There is nothing in the record to demonstrate that the Arbitrator was limited to basing his conclusion only on Article 20, Section 3. Instead, the Arbitrator examined all of Article 20, and determined that Section 4 of that Article was applicable. In making these findings, the award was directly responsive to the issue as formulated by the Arbitrator. The Agency has failed to demonstrate that the Arbitrator exceeded his authority and we deny the exception.
C. The Award Does Not Fail to Draw Its Essence from the Parties' Agreement
For an arbitrator's award to be found deficient as failing to draw its essence from a collective bargaining agreement, it must be established that the award: (1) cannot in any rational way be derived from the agreement; (2) is so unfounded in reason and fact and so unconnected with the wording and purpose of the collective bargaining agreement as to "manifest an infidelity to the obligation of the arbitrator"; (3) does not represent a plausible interpretation of the agreement; or (4) cannot in any rational way be derived from the agreement or evidences a manifest disregard of the agreement.

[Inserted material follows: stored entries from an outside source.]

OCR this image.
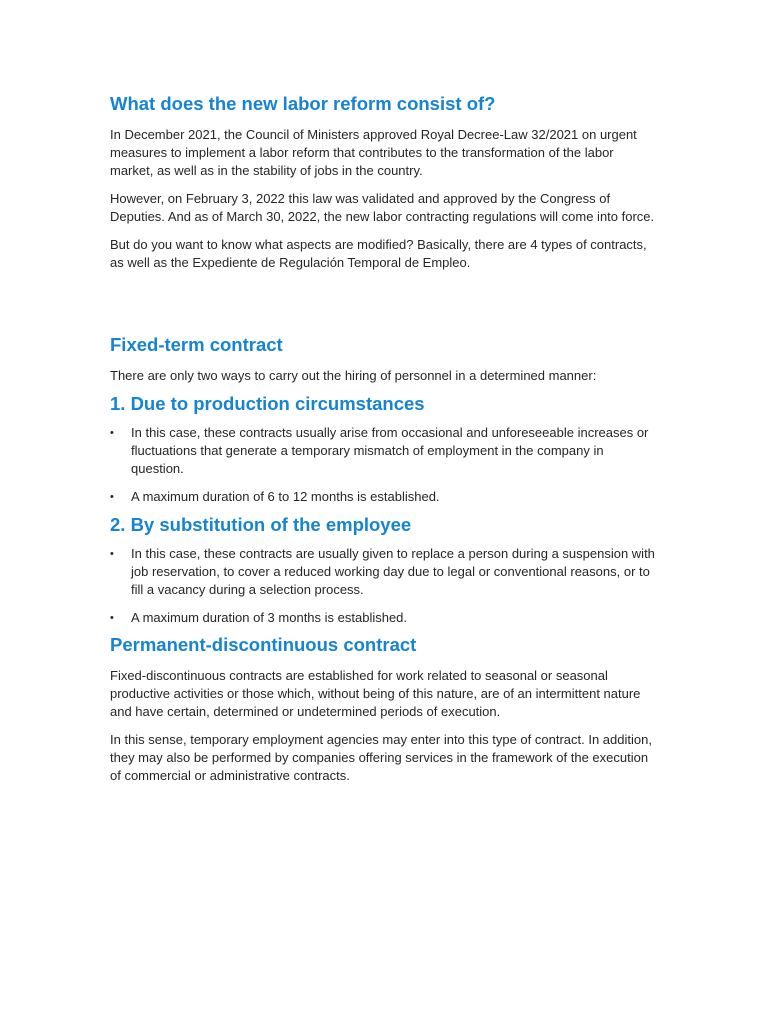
What does the new labor reform consist of?

In December 2021, the Council of Ministers approved Royal Decree-Law 32/2021 on urgent measures to implement a labor reform that contributes to the transformation of the labor market, as well as in the stability of jobs in the country.

However, on February 3, 2022 this law was validated and approved by the Congress of Deputies. And as of March 30, 2022, the new labor contracting regulations will come into force.

But do you want to know what aspects are modified? Basically, there are 4 types of contracts, as well as the Expediente de Regulación Temporal de Empleo.

Fixed-term contract

There are only two ways to carry out the hiring of personnel in a determined manner:

1. Due to production circumstances
•	In this case, these contracts usually arise from occasional and unforeseeable increases or fluctuations that generate a temporary mismatch of employment in the company in question.
•	A maximum duration of 6 to 12 months is established.
2. By substitution of the employee
•	In this case, these contracts are usually given to replace a person during a suspension with job reservation, to cover a reduced working day due to legal or conventional reasons, or to fill a vacancy during a selection process.
•	A maximum duration of 3 months is established.
Permanent-discontinuous contract

Fixed-discontinuous contracts are established for work related to seasonal or seasonal productive activities or those which, without being of this nature, are of an intermittent nature and have certain, determined or undetermined periods of execution.

In this sense, temporary employment agencies may enter into this type of contract. In addition, they may also be performed by companies offering services in the framework of the execution of commercial or administrative contracts.
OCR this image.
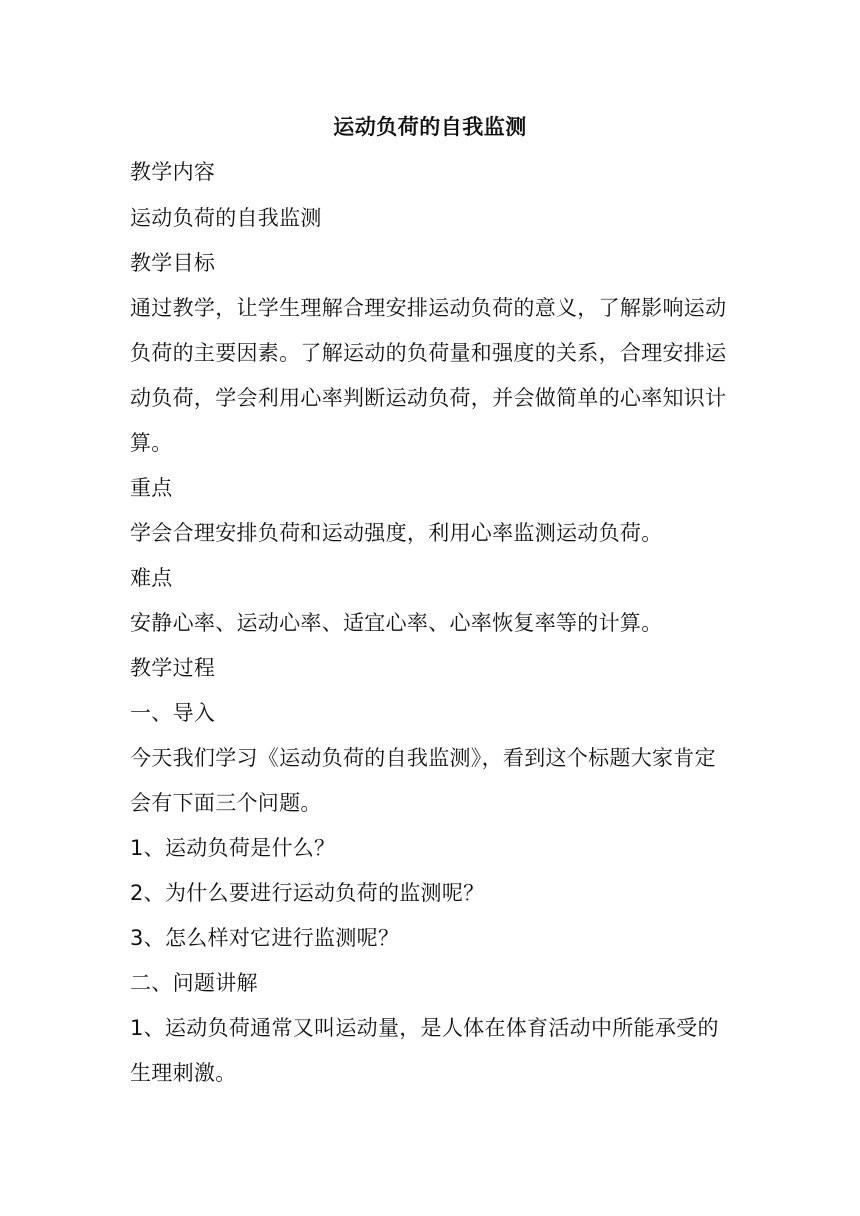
运动负荷的自我监测
教学内容
运动负荷的自我监测
教学目标
通过教学，让学生理解合理安排运动负荷的意义，了解影响运动
负荷的主要因素。了解运动的负荷量和强度的关系，合理安排运
动负荷，学会利用心率判断运动负荷，并会做简单的心率知识计
算。
重点
学会合理安排负荷和运动强度，利用心率监测运动负荷。
难点
安静心率、运动心率、适宜心率、心率恢复率等的计算。
教学过程
一、导入
今天我们学习《运动负荷的自我监测》，看到这个标题大家肯定
会有下面三个问题。
1、运动负荷是什么？
2、为什么要进行运动负荷的监测呢？
3、怎么样对它进行监测呢？
二、问题讲解
1、运动负荷通常又叫运动量，是人体在体育活动中所能承受的
生理刺激。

American Federation of Government Employees, Council 220 and Social Security Administration, Baltimore, Maryland, 54 FLRA 156, 159 (1998); United States Department of Labor (OSHA) and National Council of Field Labor Locals, 34 FLRA 573, 575 (1990).
We find that the Agency's exception fails to meet any of the above stated criteria. As noted, supra, the Arbitrator made the award based on his framing of the issue, because the parties did not agree on an issue to submit to arbitration. The Arbitrator resolved the issue before him by relying on Article 20, Section 4, instead of Section 3 as the Agency might have preferred. The Agency has not demonstrated that the Arbitrator's application of Section 4 fails to draw its essence from the agreement. Therefore, in the absence of any assertion other than the one noted, the Agency has not shown that the Arbitrator's award is irrational, implausible, unfounded, or that it evidences a manifest disregard of the collective bargaining agreement, and we deny the exception.

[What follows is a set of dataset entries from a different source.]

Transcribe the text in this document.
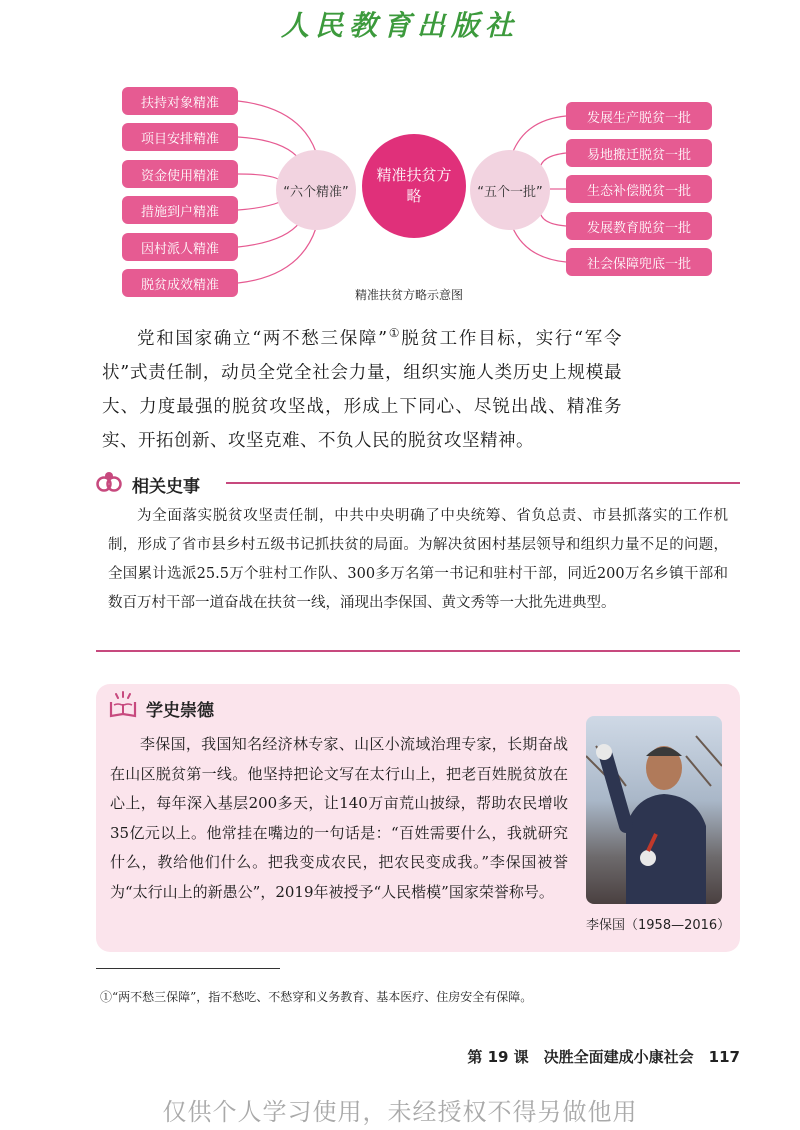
人民教育出版社
扶持对象精准
项目安排精准
资金使用精准
措施到户精准
因村派人精准
脱贫成效精准
“六个精准”
精准扶贫方略	“五个一批”
发展生产脱贫一批
易地搬迁脱贫一批
生态补偿脱贫一批
发展教育脱贫一批
社会保障兜底一批
精准扶贫方略示意图
党和国家确立“两不愁三保障”①脱贫工作目标，实行“军令状”式责任制，动员全党全社会力量，组织实施人类历史上规模最大、力度最强的脱贫攻坚战，形成上下同心、尽锐出战、精准务实、开拓创新、攻坚克难、不负人民的脱贫攻坚精神。
相关史事
为全面落实脱贫攻坚责任制，中共中央明确了中央统筹、省负总责、市县抓落实的工作机制，形成了省市县乡村五级书记抓扶贫的局面。为解决贫困村基层领导和组织力量不足的问题，全国累计选派25.5万个驻村工作队、300多万名第一书记和驻村干部，同近200万名乡镇干部和数百万村干部一道奋战在扶贫一线，涌现出李保国、黄文秀等一大批先进典型。
学史崇德
李保国，我国知名经济林专家、山区小流域治理专家，长期奋战在山区脱贫第一线。他坚持把论文写在太行山上，把老百姓脱贫放在心上，每年深入基层200多天，让140万亩荒山披绿，帮助农民增收35亿元以上。他常挂在嘴边的一句话是：“百姓需要什么，我就研究什么，教给他们什么。把我变成农民，把农民变成我。”李保国被誉为“太行山上的新愚公”，2019年被授予“人民楷模”国家荣誉称号。
李保国（1958—2016）
①“两不愁三保障”，指不愁吃、不愁穿和义务教育、基本医疗、住房安全有保障。
第 19 课　决胜全面建成小康社会　117
仅供个人学习使用，未经授权不得另做他用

We deny the Agency's exceptions. [ v55 p1107 ]
5 U.S.C. § 7106(a)(2)(A) provides:
§ 7106. Management rights
(a) Subject to subsection (b) of this section, nothing in this chapter shall affect the authority of any management official of any agency-
(2) in accordance with applicable laws-
(A) to hire, assign, direct, layoff, and retain employees in the agency, or to suspend, remove, reduce in grade or pay, or take other disciplinary action against such employees[.]

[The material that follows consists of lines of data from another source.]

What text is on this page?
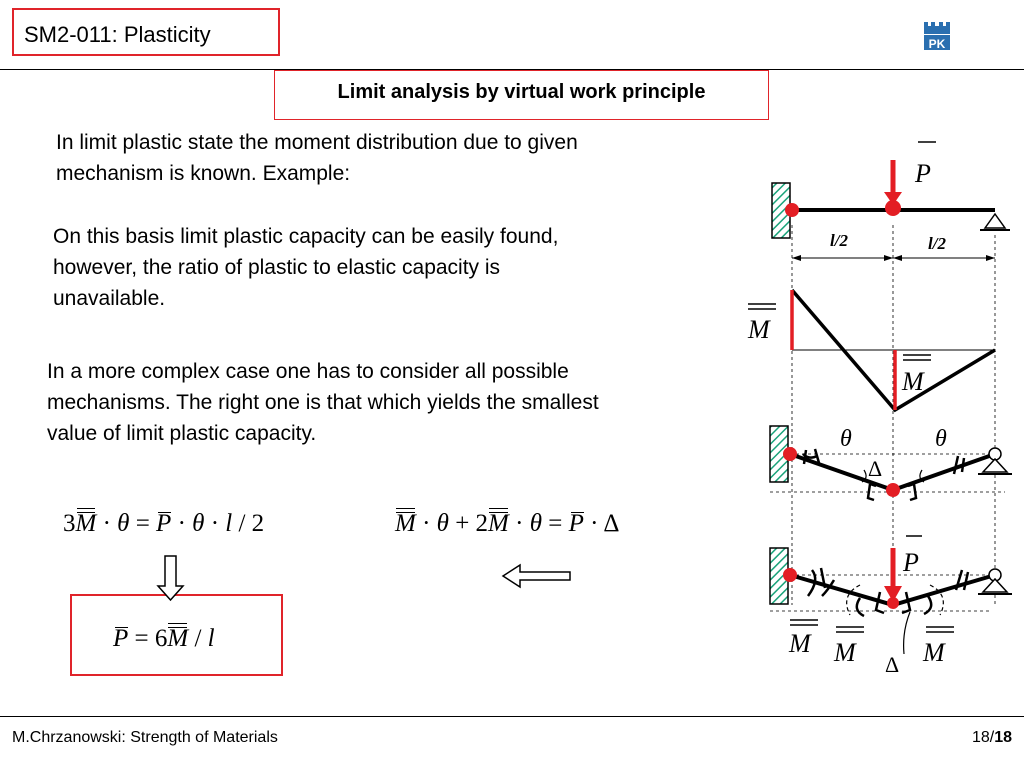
SM2-011: Plasticity	PK
Limit analysis by virtual work principle
In limit plastic state the moment distribution due to given mechanism is known. Example:
On this basis limit plastic capacity can be easily found, however, the ratio of plastic to elastic capacity is unavailable.
In a more complex case one has to consider all possible mechanisms. The right one is that which yields the smallest value of limit plastic capacity.
3M · θ = P · θ · l / 2	M · θ + 2M · θ = P · Δ
P = 6M / l
P
l/2	l/2
M
M
θ	θ
Δ
P
M M	M
Δ
M.Chrzanowski: Strength of Materials	18/18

5 C.F.R. § 630.403 provides:
§ 630.403 Supporting evidence.
An agency may grant sick leave only when supported by evidence administratively acceptable. Regardless of the duration of the absence, an agency may consider an employee's certification as to the reason for his or her absence as evidence administratively acceptable. However, for an absence in excess of 3 workdays, [or] for a lesser period when determined necessary by an agency, the agency may also require a medical certificate or other administratively acceptable evidence as to the reason for an absence for any of the purposes described in § 630.401(a).
Footnote # 1 for 55 FLRA No. 178 -
On November 14, 1997, the shop superintendent issued a memorandum stating that leave usage had improved and that the requirement to have a medical certification for each illness regardless of the number of hour or days involved was withdrawn for sick leave of 24 hours or less.